Antibiotics treat bacterial infections, prevent the spread of disease and reduce serious complications of disease. But misusing antibiotics can lead to drug resistance and strains of superbugs.

Dr. John Presutti, a Mayo Clinic family medicine physician, explains what your care team may ask of you before prescribing an antibiotic.

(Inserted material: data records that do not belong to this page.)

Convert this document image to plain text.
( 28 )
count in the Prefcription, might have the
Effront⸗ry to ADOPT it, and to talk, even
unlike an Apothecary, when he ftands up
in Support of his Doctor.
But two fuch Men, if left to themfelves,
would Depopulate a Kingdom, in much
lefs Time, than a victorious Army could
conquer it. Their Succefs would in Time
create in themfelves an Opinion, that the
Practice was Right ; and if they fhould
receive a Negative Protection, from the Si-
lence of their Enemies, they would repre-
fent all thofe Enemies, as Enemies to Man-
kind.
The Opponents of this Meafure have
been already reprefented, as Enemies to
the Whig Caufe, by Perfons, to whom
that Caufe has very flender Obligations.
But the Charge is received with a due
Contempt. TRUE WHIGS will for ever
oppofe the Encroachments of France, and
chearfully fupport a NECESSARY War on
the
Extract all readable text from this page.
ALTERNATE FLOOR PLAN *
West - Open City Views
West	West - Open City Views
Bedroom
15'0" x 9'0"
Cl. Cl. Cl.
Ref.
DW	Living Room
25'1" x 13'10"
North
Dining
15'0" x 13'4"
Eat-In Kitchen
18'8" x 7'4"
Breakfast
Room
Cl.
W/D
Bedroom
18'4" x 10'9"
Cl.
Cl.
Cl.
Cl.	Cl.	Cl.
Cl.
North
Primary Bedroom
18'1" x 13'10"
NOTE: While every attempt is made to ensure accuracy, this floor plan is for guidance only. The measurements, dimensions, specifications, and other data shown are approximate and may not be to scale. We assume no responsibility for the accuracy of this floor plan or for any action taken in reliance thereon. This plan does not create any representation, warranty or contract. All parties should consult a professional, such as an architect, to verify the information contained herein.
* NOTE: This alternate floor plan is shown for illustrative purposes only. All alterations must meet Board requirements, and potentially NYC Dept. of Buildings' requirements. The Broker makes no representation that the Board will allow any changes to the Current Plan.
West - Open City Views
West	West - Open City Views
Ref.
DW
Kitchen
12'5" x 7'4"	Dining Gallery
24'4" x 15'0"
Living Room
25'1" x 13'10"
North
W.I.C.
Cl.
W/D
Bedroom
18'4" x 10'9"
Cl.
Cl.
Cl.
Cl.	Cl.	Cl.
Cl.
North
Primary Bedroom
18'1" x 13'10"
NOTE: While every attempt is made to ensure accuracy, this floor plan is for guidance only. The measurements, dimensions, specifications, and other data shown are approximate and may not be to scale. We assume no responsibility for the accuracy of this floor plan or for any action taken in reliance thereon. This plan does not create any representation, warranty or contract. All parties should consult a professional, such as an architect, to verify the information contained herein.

Watch: The Mayo Clinic Minute

Journalists: Broadcast-quality video (1:00) is in the downloads at the end of this post. Please courtesy: "Mayo Clinic News Network." Read the script.

It's the time of year when illnesses run wild. Getting the right treatment is not only important now, but for your future health, too.

"When we give too many antibiotics, we end up with resistance with those antibiotics when we really need them, resulting in the multidrug-resistant bacteria known as superbugs," says Dr. Presutti.

Examples of superbugs include bacteria that can cause pneumonia, urinary tract infections and skin infections. There's a global effort to make sure antibiotics are prescribed appropriately to limit resistant bacteria strains.

"We want to encourage people, with their doctor's knowledge, to use over-the-counter medications to help with the symptoms, make sure they hydrate well and get plenty of sleep," says Dr. Presutti.

In general, watch symptoms for three to seven days unless your condition worsens or you notice certain signs.

"Fevers or rashes, or significant joint pain; if you notice that your tonsils are getting larger; if you're getting spots in your mouth — those are reasons to engage your physician earlier," says Dr. Presutti.